This research is important because it improves how watermarks can be added and detected in images, especially in complex scenarios where images are edited or combined. By enhancing watermarking techniques, WAM helps protect intellectual property and ensures that the original creators of images can maintain control over their work, which is crucial in fields like photography, digital art, and media.
Abstract
Image watermarking methods are not tailored to handle small watermarked areas. This restricts applications in real-world scenarios where parts of the image may come from different sources or have been edited. We introduce a deep-learning model for localized image watermarking, dubbed the Watermark Anything Model (WAM). The WAM embedder imperceptibly modifies the input image, while the extractor segments the received image into watermarked and non-watermarked areas and recovers one or several hidden messages from the areas found to be watermarked.
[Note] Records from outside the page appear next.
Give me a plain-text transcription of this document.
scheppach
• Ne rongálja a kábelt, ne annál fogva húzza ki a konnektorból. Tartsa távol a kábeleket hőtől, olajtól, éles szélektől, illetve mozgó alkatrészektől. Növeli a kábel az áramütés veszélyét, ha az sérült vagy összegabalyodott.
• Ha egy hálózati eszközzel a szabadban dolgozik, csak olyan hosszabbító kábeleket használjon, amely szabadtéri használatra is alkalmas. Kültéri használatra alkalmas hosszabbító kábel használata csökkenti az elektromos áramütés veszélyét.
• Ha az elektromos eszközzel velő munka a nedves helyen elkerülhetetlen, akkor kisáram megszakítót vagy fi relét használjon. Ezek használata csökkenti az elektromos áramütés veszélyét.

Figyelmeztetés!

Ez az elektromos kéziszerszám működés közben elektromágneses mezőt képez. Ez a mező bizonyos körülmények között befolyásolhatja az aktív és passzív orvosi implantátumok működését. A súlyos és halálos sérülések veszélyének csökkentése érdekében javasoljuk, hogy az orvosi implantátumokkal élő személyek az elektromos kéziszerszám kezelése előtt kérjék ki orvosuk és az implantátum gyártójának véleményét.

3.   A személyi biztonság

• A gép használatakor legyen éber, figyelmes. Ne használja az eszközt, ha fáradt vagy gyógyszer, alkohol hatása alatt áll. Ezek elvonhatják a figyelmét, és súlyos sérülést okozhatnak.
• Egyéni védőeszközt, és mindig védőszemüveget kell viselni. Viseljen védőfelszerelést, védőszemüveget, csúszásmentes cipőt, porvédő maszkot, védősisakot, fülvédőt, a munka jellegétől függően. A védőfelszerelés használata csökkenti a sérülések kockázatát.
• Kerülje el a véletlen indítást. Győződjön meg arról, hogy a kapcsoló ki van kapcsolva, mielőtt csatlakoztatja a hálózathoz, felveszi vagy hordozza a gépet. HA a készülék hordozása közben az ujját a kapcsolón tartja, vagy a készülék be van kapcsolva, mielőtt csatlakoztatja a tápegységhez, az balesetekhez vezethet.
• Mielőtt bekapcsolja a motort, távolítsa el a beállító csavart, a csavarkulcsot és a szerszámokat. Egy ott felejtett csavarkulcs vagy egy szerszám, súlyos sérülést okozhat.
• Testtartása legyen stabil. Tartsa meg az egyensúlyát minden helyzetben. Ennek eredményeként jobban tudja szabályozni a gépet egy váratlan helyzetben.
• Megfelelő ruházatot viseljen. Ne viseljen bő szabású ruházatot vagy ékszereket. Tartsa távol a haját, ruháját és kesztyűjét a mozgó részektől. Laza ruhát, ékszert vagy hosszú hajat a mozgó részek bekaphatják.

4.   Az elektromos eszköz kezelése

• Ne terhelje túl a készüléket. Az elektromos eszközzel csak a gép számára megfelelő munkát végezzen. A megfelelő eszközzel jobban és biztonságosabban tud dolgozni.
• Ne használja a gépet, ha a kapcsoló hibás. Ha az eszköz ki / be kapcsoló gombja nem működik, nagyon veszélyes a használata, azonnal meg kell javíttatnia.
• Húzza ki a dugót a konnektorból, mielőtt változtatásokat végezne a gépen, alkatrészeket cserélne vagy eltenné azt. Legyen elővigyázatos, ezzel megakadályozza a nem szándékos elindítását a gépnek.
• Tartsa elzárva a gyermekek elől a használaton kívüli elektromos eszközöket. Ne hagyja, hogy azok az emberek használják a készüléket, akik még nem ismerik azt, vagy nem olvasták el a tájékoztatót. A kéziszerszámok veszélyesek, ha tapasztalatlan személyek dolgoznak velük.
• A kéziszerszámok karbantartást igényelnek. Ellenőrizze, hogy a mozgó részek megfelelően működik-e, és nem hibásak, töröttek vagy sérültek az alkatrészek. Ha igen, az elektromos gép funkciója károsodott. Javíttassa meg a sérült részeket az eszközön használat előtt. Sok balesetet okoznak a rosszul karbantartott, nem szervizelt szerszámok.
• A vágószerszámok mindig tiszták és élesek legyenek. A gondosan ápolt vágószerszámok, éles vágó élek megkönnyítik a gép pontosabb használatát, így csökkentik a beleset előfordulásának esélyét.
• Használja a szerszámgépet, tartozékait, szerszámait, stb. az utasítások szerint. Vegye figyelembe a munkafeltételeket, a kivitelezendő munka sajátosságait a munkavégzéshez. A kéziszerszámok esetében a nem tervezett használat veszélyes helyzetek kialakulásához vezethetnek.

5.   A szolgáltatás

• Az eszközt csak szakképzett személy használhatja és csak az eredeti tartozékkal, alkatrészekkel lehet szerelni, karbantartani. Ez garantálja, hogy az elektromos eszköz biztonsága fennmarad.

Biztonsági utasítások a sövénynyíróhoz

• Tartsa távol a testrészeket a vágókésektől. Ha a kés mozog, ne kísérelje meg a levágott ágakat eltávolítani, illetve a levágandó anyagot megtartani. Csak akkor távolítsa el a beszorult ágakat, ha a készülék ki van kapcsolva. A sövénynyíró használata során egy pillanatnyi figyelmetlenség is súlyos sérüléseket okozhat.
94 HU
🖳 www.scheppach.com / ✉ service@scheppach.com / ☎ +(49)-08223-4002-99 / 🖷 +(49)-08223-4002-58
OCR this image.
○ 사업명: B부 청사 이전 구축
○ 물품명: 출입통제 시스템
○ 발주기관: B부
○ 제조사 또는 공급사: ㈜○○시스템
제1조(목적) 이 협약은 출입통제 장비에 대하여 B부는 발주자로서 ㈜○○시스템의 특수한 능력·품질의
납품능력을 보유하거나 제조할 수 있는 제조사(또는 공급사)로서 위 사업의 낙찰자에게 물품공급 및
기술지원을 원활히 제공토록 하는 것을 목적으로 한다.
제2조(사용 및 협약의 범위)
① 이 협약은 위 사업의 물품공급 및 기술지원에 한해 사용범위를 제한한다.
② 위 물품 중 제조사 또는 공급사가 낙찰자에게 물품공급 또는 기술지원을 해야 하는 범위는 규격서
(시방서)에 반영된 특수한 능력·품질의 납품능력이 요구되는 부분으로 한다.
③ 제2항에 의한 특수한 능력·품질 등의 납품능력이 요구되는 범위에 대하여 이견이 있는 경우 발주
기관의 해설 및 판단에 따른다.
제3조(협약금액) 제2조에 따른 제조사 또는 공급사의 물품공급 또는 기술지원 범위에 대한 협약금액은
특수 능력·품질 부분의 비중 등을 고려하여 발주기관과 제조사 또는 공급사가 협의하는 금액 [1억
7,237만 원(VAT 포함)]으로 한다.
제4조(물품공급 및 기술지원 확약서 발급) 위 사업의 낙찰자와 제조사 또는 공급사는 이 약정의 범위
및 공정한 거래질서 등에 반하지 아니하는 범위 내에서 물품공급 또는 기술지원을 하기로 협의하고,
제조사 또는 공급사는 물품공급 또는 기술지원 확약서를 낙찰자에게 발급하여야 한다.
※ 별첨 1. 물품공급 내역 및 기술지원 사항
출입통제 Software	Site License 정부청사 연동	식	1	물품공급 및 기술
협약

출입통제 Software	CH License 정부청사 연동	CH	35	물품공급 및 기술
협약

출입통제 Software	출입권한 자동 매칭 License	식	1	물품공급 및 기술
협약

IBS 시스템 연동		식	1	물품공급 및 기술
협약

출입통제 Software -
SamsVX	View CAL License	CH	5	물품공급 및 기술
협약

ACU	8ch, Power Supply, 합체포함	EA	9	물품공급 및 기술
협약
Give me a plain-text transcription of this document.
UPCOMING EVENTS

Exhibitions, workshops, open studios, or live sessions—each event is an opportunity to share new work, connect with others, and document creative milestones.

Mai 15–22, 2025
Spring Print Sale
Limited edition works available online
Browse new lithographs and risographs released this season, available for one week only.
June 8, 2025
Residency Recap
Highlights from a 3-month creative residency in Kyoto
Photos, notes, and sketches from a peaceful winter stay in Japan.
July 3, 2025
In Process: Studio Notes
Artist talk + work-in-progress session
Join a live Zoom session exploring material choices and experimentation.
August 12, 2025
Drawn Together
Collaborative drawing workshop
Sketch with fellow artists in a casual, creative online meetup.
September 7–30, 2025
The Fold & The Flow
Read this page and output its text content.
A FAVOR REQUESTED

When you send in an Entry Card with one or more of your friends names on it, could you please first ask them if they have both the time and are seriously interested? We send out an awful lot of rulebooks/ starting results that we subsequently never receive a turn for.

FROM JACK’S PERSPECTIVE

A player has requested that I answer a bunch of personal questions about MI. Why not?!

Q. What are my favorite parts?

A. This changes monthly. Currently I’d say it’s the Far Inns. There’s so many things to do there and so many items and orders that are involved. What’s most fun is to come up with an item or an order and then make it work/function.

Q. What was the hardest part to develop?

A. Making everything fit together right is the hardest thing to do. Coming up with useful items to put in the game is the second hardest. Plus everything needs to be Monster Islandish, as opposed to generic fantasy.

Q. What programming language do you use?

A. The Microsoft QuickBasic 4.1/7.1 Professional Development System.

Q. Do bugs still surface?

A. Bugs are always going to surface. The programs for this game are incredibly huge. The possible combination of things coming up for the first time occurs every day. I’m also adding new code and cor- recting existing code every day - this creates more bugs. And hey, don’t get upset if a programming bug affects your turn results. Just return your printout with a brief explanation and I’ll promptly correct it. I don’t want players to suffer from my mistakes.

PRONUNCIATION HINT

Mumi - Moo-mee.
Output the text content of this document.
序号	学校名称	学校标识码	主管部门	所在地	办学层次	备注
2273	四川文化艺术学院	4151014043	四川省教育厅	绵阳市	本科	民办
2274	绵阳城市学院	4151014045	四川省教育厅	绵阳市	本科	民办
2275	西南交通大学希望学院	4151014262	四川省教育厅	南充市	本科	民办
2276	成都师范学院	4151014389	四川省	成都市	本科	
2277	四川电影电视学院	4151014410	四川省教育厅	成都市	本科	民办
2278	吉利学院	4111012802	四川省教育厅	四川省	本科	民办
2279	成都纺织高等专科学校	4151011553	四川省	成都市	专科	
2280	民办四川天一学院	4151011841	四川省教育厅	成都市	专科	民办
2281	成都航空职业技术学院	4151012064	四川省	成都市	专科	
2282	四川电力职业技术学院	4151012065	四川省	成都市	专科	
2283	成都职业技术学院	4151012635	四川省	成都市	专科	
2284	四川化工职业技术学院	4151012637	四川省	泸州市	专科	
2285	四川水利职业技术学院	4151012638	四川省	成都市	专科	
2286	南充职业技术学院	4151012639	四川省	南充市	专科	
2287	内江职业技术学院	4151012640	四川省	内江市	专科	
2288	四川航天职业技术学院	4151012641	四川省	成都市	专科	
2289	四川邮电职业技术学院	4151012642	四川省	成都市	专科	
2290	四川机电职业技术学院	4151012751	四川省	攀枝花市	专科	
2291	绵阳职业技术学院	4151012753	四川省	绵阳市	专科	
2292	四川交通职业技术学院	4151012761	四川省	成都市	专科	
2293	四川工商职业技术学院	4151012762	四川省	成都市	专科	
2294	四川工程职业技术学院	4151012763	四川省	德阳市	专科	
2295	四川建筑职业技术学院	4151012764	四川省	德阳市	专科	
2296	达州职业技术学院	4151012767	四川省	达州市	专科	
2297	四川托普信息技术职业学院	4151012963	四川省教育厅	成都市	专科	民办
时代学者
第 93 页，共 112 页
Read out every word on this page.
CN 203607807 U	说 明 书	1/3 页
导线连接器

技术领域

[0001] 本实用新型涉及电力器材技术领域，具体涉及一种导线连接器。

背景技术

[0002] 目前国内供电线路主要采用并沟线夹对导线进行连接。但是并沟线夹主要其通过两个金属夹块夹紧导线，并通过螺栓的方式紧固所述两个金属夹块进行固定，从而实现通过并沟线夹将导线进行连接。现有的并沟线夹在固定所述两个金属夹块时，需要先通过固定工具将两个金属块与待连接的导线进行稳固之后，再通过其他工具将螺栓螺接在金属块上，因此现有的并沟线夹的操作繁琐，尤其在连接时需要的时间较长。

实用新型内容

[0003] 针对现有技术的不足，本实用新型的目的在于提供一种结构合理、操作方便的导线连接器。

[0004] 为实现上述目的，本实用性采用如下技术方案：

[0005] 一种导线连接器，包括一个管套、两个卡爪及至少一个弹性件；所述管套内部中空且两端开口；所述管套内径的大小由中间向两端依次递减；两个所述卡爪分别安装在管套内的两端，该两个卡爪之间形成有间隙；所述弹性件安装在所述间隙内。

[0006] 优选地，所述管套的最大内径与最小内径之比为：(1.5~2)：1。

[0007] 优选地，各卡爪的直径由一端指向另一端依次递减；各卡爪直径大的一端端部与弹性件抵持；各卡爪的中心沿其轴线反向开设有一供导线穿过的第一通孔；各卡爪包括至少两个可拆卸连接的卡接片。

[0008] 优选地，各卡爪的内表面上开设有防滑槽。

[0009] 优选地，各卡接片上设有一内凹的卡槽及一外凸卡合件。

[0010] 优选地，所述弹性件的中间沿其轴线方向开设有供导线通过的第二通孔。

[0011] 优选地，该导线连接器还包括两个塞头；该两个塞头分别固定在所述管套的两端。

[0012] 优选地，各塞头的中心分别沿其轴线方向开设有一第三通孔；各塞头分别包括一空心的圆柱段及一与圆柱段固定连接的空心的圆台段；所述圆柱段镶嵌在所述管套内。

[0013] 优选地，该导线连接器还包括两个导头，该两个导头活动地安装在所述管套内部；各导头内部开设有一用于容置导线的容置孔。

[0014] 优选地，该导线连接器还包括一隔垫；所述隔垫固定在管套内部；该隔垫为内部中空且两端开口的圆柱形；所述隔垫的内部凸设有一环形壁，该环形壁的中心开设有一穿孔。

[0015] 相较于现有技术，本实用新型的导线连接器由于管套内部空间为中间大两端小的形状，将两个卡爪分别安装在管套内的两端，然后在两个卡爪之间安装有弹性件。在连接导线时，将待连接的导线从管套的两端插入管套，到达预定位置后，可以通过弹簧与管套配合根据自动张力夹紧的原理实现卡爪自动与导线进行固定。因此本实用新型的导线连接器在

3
The models are jointly trained at low resolution and without perceptual constraints, then post-trained for imperceptibility and multiple watermarks. Experiments show that WAM is competitive with state-of-the art methods in terms of imperceptibility and robustness, especially against inpainting and splicing, even on high-resolution images. Moreover, it offers new capabilities: WAM can locate watermarked areas in spliced images and extract distinct 32-bit messages with less than 1 bit error from multiple small regions - no larger than 10% of the image surface - even for small 256times 256 images.